The market is already solving for this problem. Every major lab is now paying for human-authored content precisely because they recognize the risk.

The GMO panic also produced its share of catastrophist scenarios: a runaway gene escaping into the wild, a novel pathogen engineered by accident, a collapse of the food supply. None of them happened. Markets adjusted, regulators learned, refuges were planted, contamination was managed.

Not every concern was overblown. Seed-market consolidation became real, Roundup litigation continues, and herbicide overuse is a live agronomic problem. None of it is what the Frankenfood campaign warned about.

The equivalent AI fear is that synthetic text will overwhelm the human corpus and that we will drown in an ocean of AI slop. It belongs in the same category: vivid, mechanistically plausible at first glance, and ultimately defeated by the same boring forces. Readers value curated text. Publishers gate their archives. Provenance standards emerge. The civilizational scenario is the part that doesn’t survive contact with the actual market.

Not every AI concern is overblown either. NewsGuard has identified more than 3,000 AI content farm sites pumping out fake local news and propaganda for ad revenue, across 16 languages. Deepfakes deceive voters in real elections. The output harm is real. So is the remedy: verification and gatekeeping. The same tools we already use against bad content of any provenance.
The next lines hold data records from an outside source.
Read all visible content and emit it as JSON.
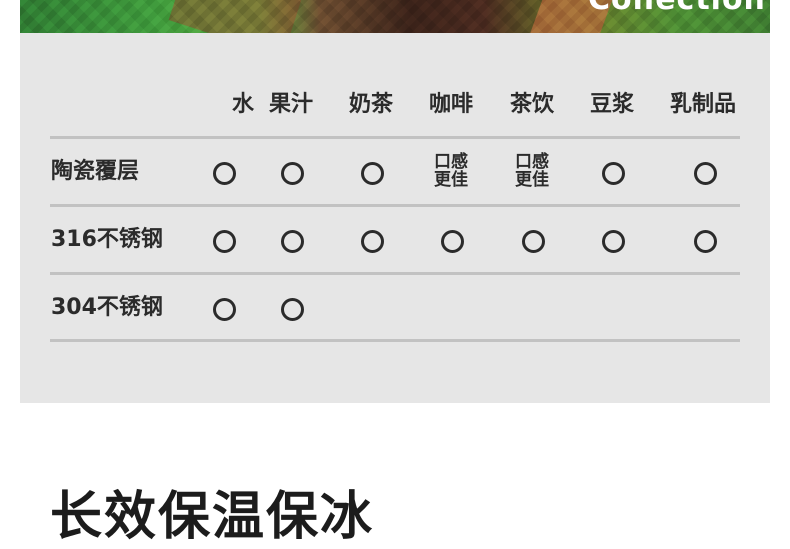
{
  "banner": {
    "left_text": "",
    "right_text": "Collection"
  },
  "table": {
    "columns": [
      "水",
      "果汁",
      "奶茶",
      "咖啡",
      "茶饮",
      "豆浆",
      "乳制品"
    ],
    "rows": [
      {
        "label": "陶瓷覆层",
        "cells": [
          "circle",
          "circle",
          "circle",
          "口感\n更佳",
          "口感\n更佳",
          "circle",
          "circle"
        ]
      },
      {
        "label": "316不锈钢",
        "cells": [
          "circle",
          "circle",
          "circle",
          "circle",
          "circle",
          "circle",
          "circle"
        ]
      },
      {
        "label": "304不锈钢",
        "cells": [
          "circle",
          "circle",
          "",
          "",
          "",
          "",
          ""
        ]
      }
    ],
    "note_line1": "口感",
    "note_line2": "更佳"
  },
  "bottom": {
    "title": "长效保温保冰"
  }
}
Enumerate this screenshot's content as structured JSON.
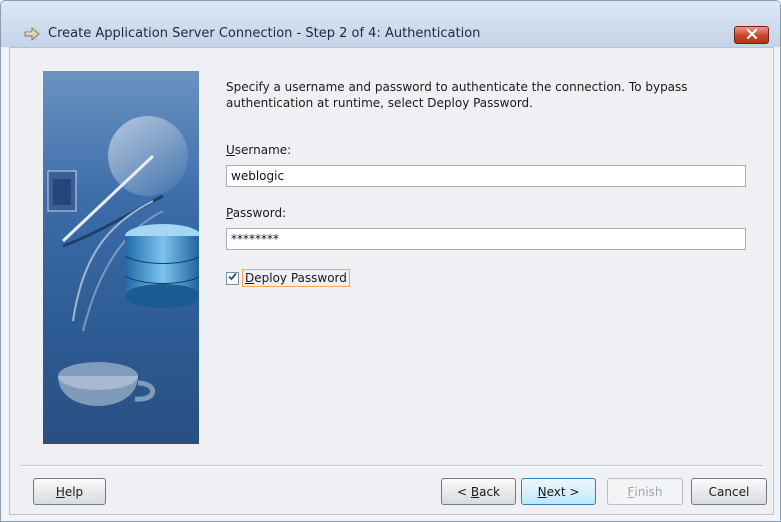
{
  "window": {
    "title": "Create Application Server Connection - Step 2 of 4: Authentication"
  },
  "content": {
    "instructions": "Specify a username and password to authenticate the connection. To bypass authentication at runtime, select Deploy Password.",
    "username": {
      "mnemonic": "U",
      "label_rest": "sername:",
      "value": "weblogic"
    },
    "password": {
      "mnemonic": "P",
      "label_rest": "assword:",
      "value": "********"
    },
    "deploy_password": {
      "mnemonic": "D",
      "label_rest": "eploy Password",
      "checked": true
    }
  },
  "buttons": {
    "help": {
      "mnemonic": "H",
      "rest": "elp"
    },
    "back": {
      "prefix": "< ",
      "mnemonic": "B",
      "rest": "ack"
    },
    "next": {
      "mnemonic": "N",
      "rest": "ext >"
    },
    "finish": {
      "mnemonic": "F",
      "rest": "inish",
      "disabled": true
    },
    "cancel": {
      "label": "Cancel"
    }
  },
  "icons": {
    "app": "connection-arrow-icon",
    "close": "close-icon",
    "check": "checkmark-icon",
    "illustration": "server-database-illustration"
  },
  "colors": {
    "titlebar": "#cfdcec",
    "close_button": "#c9432a",
    "focus_outline": "#f2a65a",
    "illustration_blue": "#3c6da9"
  }
}
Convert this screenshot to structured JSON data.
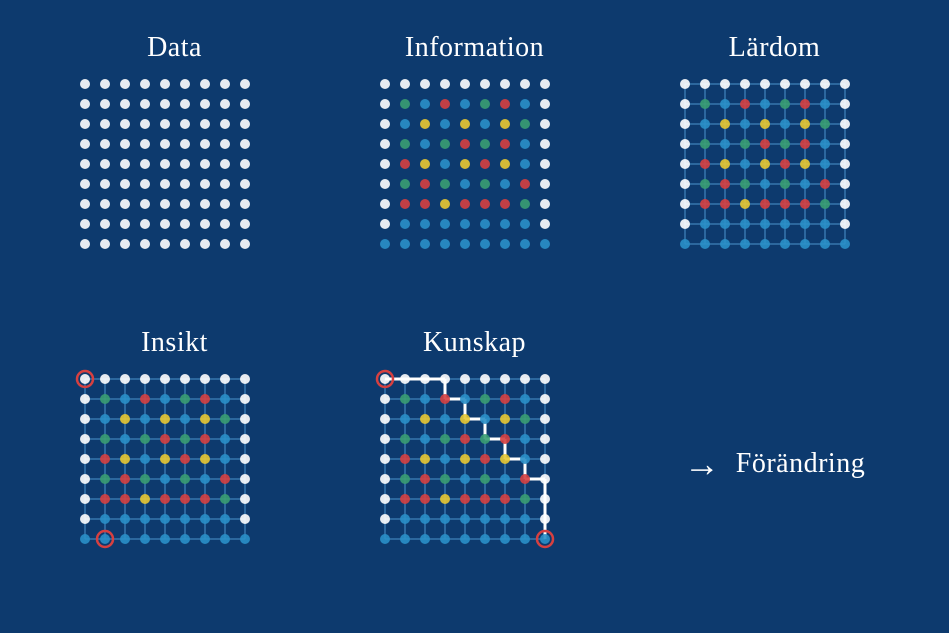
{
  "cells": [
    {
      "id": "data",
      "title": "Data",
      "type": "plain_dots"
    },
    {
      "id": "information",
      "title": "Information",
      "type": "colored_dots"
    },
    {
      "id": "lardom",
      "title": "Lärdom",
      "type": "connected_colored"
    },
    {
      "id": "insikt",
      "title": "Insikt",
      "type": "connected_highlighted"
    },
    {
      "id": "kunskap",
      "title": "Kunskap",
      "type": "connected_path"
    },
    {
      "id": "forandring",
      "title": "Förändring",
      "type": "text_only"
    }
  ],
  "colors": {
    "background": "#0d3a6e",
    "white": "#ffffff",
    "green": "#3a9a6e",
    "teal": "#2a7fad",
    "red": "#d94040",
    "yellow": "#e8c832",
    "line_color": "#4a90c8"
  }
}
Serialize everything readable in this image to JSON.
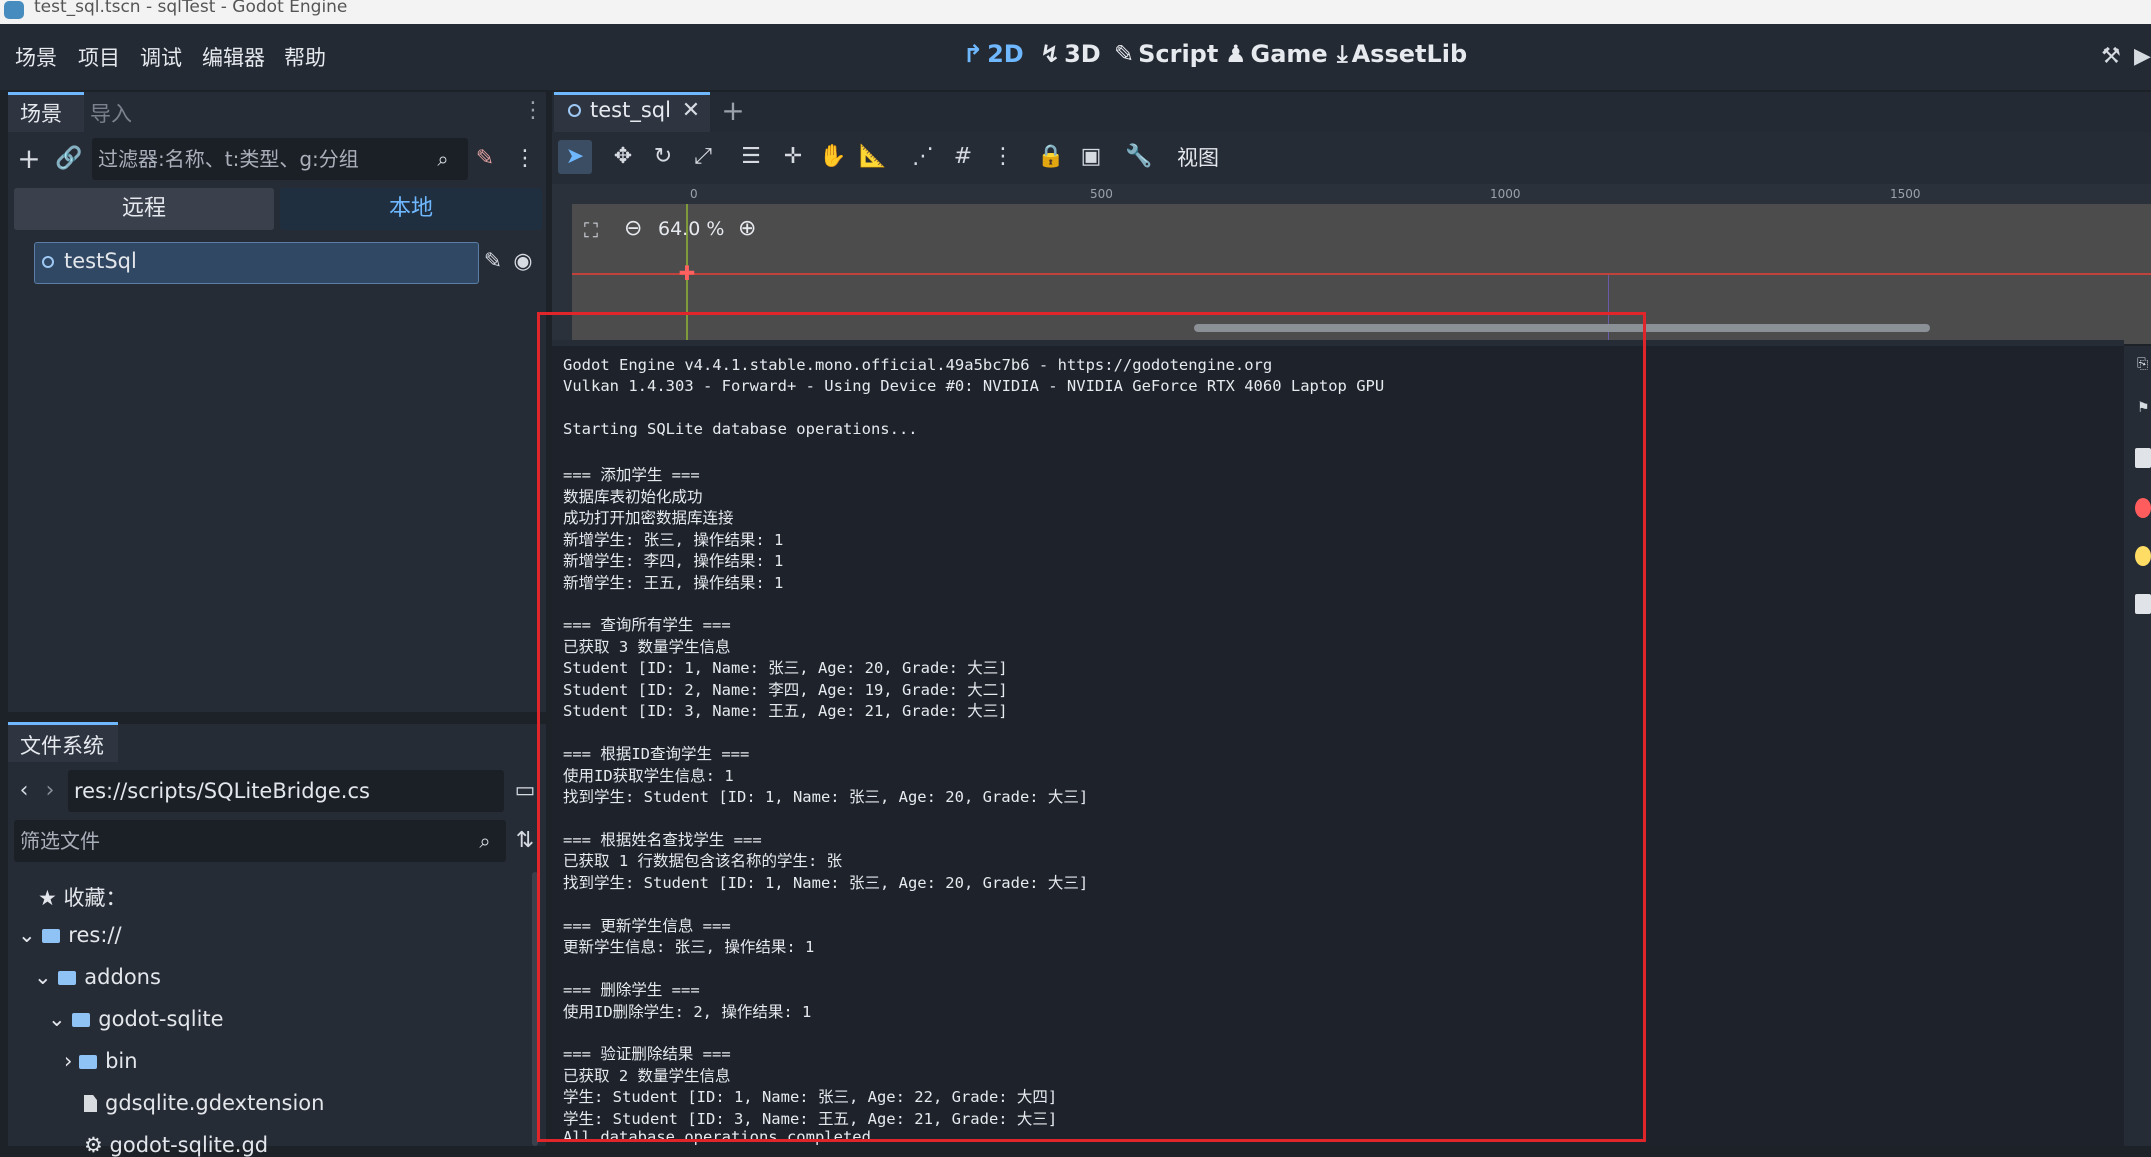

Wikipedia’s ban, in this light, is a Greenpeace moment rather than a market verdict. It is the strongest available signal from the constituency that cares most, and it is also the constituency least representative of how the other 99% of readers behave. The encyclopedia has already carved out exceptions, the way every absolute internet policy eventually does. Translation from other-language Wikipedias and basic copyediting of an editor’s own prose are permitted by the policy on day one. The carve-outs will widen from there: accessibility rewrites, citation formatting, draft scaffolding for new editors in underserved languages.

The concerns are legitimate but also typical of early concerns about many a powerful technology. Five years from now, the Gartner question will likely read differently because the product will be better and the novelty will have worn off. Watermarking will matter most where the stakes are high (elections, courtrooms, financial disclosures), and matter less in everyday reading. The slop will get filtered, the good AI writing will blend in, and many of the people who said they would never read it will read it without thinking much about it.

Frankenfood became corn syrup. The villagers will put down their torches when the lights stay on.